Pick a rhythm and a count
Under Repeat, choose one cadence. Weekly on a weekday you pick (tap the S M T W T F S day pills). Every 2 weeks on a weekday you pick. Or Monthly, which has two patterns: "On the [Nth] [weekday] of the month" (the 2nd Friday, say) or "On the [Dth] of the month" (the 8th).
Under How many, the stepper runs from 2 to 52 occurrences and defaults to 12. For a Crimson Tavern season you might set Weekly on Friday, 12 games.
When the form looks right, click Preview the season.
Read the preview and watch for skips
The preview lays out a strip of small calendar tiles, one per date, before anything is created. Some tiles may be marked SKIP. A date gets skipped when it clashes with another of your existing events, with an earlier occurrence already placed in this same series, or when the pattern can't happen that month (the 31st in a 30-day month, or a 5th Friday in a month with only four). The reason for each skip is listed right under the strip.
Skips don't extend the run. Ask for 12 with 2 skipped and you get 10. The summary says so plainly: "10 games on the calendar." with "2 dates skipped."
To change something, Revise takes you back to the form with your choices intact. When it looks right, Create (N) commits and creates exactly N events.
After you commit
The occurrences are linked together as one series, and the original seed event joins the series too. Each occurrence copies the same content a duplicate would (rooms, storytellers, webhooks, settings, description, image).

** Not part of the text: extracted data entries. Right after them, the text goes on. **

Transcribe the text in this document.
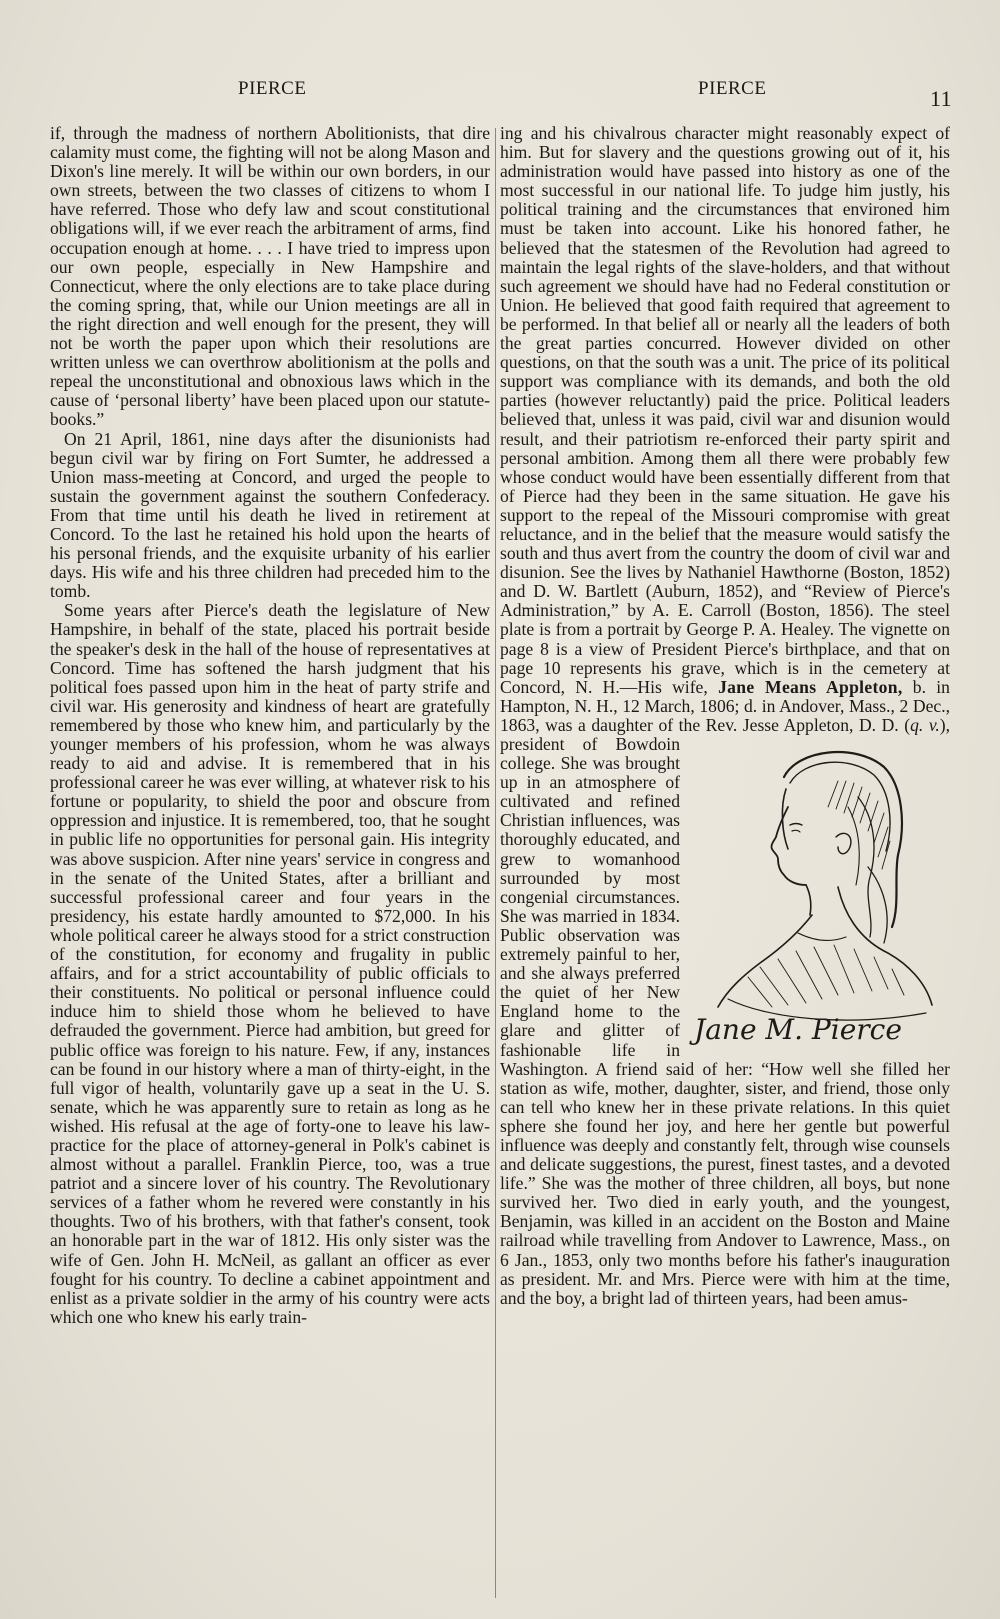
PIERCE	PIERCE	11

if, through the madness of northern Abolitionists, that dire calamity must come, the fighting will not be along Mason and Dixon's line merely. It will be within our own borders, in our own streets, between the two classes of citizens to whom I have referred. Those who defy law and scout constitutional obligations will, if we ever reach the arbitrament of arms, find occupation enough at home. . . . I have tried to impress upon our own people, especially in New Hampshire and Connecticut, where the only elections are to take place during the coming spring, that, while our Union meetings are all in the right direction and well enough for the present, they will not be worth the paper upon which their resolutions are written unless we can overthrow abolitionism at the polls and repeal the unconstitutional and obnoxious laws which in the cause of ‘personal liberty’ have been placed upon our statute-books.”

On 21 April, 1861, nine days after the disunionists had begun civil war by firing on Fort Sumter, he addressed a Union mass-meeting at Concord, and urged the people to sustain the government against the southern Confederacy. From that time until his death he lived in retirement at Concord. To the last he retained his hold upon the hearts of his personal friends, and the exquisite urbanity of his earlier days. His wife and his three children had preceded him to the tomb.

Some years after Pierce's death the legislature of New Hampshire, in behalf of the state, placed his portrait beside the speaker's desk in the hall of the house of representatives at Concord. Time has softened the harsh judgment that his political foes passed upon him in the heat of party strife and civil war. His generosity and kindness of heart are gratefully remembered by those who knew him, and particularly by the younger members of his profession, whom he was always ready to aid and advise. It is remembered that in his professional career he was ever willing, at whatever risk to his fortune or popularity, to shield the poor and obscure from oppression and injustice. It is remembered, too, that he sought in public life no opportunities for personal gain. His integrity was above suspicion. After nine years' service in congress and in the senate of the United States, after a brilliant and successful professional career and four years in the presidency, his estate hardly amounted to $72,000. In his whole political career he always stood for a strict construction of the constitution, for economy and frugality in public affairs, and for a strict accountability of public officials to their constituents. No political or personal influence could induce him to shield those whom he believed to have defrauded the government. Pierce had ambition, but greed for public office was foreign to his nature. Few, if any, instances can be found in our history where a man of thirty-eight, in the full vigor of health, voluntarily gave up a seat in the U. S. senate, which he was apparently sure to retain as long as he wished. His refusal at the age of forty-one to leave his law-practice for the place of attorney-general in Polk's cabinet is almost without a parallel. Franklin Pierce, too, was a true patriot and a sincere lover of his country. The Revolutionary services of a father whom he revered were constantly in his thoughts. Two of his brothers, with that father's consent, took an honorable part in the war of 1812. His only sister was the wife of Gen. John H. McNeil, as gallant an officer as ever fought for his country. To decline a cabinet appointment and enlist as a private soldier in the army of his country were acts which one who knew his early train-

ing and his chivalrous character might reasonably expect of him. But for slavery and the questions growing out of it, his administration would have passed into history as one of the most successful in our national life. To judge him justly, his political training and the circumstances that environed him must be taken into account. Like his honored father, he believed that the statesmen of the Revolution had agreed to maintain the legal rights of the slave-holders, and that without such agreement we should have had no Federal constitution or Union. He believed that good faith required that agreement to be performed. In that belief all or nearly all the leaders of both the great parties concurred. However divided on other questions, on that the south was a unit. The price of its political support was compliance with its demands, and both the old parties (however reluctantly) paid the price. Political leaders believed that, unless it was paid, civil war and disunion would result, and their patriotism re-enforced their party spirit and personal ambition. Among them all there were probably few whose conduct would have been essentially different from that of Pierce had they been in the same situation. He gave his support to the repeal of the Missouri compromise with great reluctance, and in the belief that the measure would satisfy the south and thus avert from the country the doom of civil war and disunion. See the lives by Nathaniel Hawthorne (Boston, 1852) and D. W. Bartlett (Auburn, 1852), and “Review of Pierce's Administration,” by A. E. Carroll (Boston, 1856). The steel plate is from a portrait by George P. A. Healey. The vignette on page 8 is a view of President Pierce's birthplace, and that on page 10 represents his grave, which is in the cemetery at Concord, N. H.—His wife, Jane Means Appleton, b. in Hampton, N. H., 12 March, 1806; d. in Andover, Mass., 2 Dec., 1863, was a daughter of the Rev. Jesse Appleton, D. D. (
Jane M. Pierce
q. v.), president of Bowdoin college. She was brought up in an atmosphere of cultivated and refined Christian influences, was thoroughly educated, and grew to womanhood surrounded by most congenial circumstances. She was married in 1834. Public observation was extremely painful to her, and she always preferred the quiet of her New England home to the glare and glitter of fashionable life in Washington. A friend said of her: “How well she filled her station as wife, mother, daughter, sister, and friend, those only can tell who knew her in these private relations. In this quiet sphere she found her joy, and here her gentle but powerful influence was deeply and constantly felt, through wise counsels and delicate suggestions, the purest, finest tastes, and a devoted life.” She was the mother of three children, all boys, but none survived her. Two died in early youth, and the youngest, Benjamin, was killed in an accident on the Boston and Maine railroad while travelling from Andover to Lawrence, Mass., on 6 Jan., 1853, only two months before his father's inauguration as president. Mr. and Mrs. Pierce were with him at the time, and the boy, a bright lad of thirteen years, had been amus-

Signups start CLOSED on every generated occurrence, on purpose. A series can span months, and you don't want seats claimed in March for a game in June. Open signups per occurrence as each one gets close. (The public-listing flag carries over from the seed event, which is one place a series differs from a single duplicate.)
There's no per-occurrence editing inside the modal. To customize any single occurrence, open it from its own management hub afterward.
Duplicate when you want one more event you'll review and reopen by hand. Make recurring when you know the whole season's rhythm and want the dates laid down at once.
Either way, the work you put into rooms, storytellers, and webhooks comes along for free. You just review the copy, fix the name and date, and open signups when each one gets close.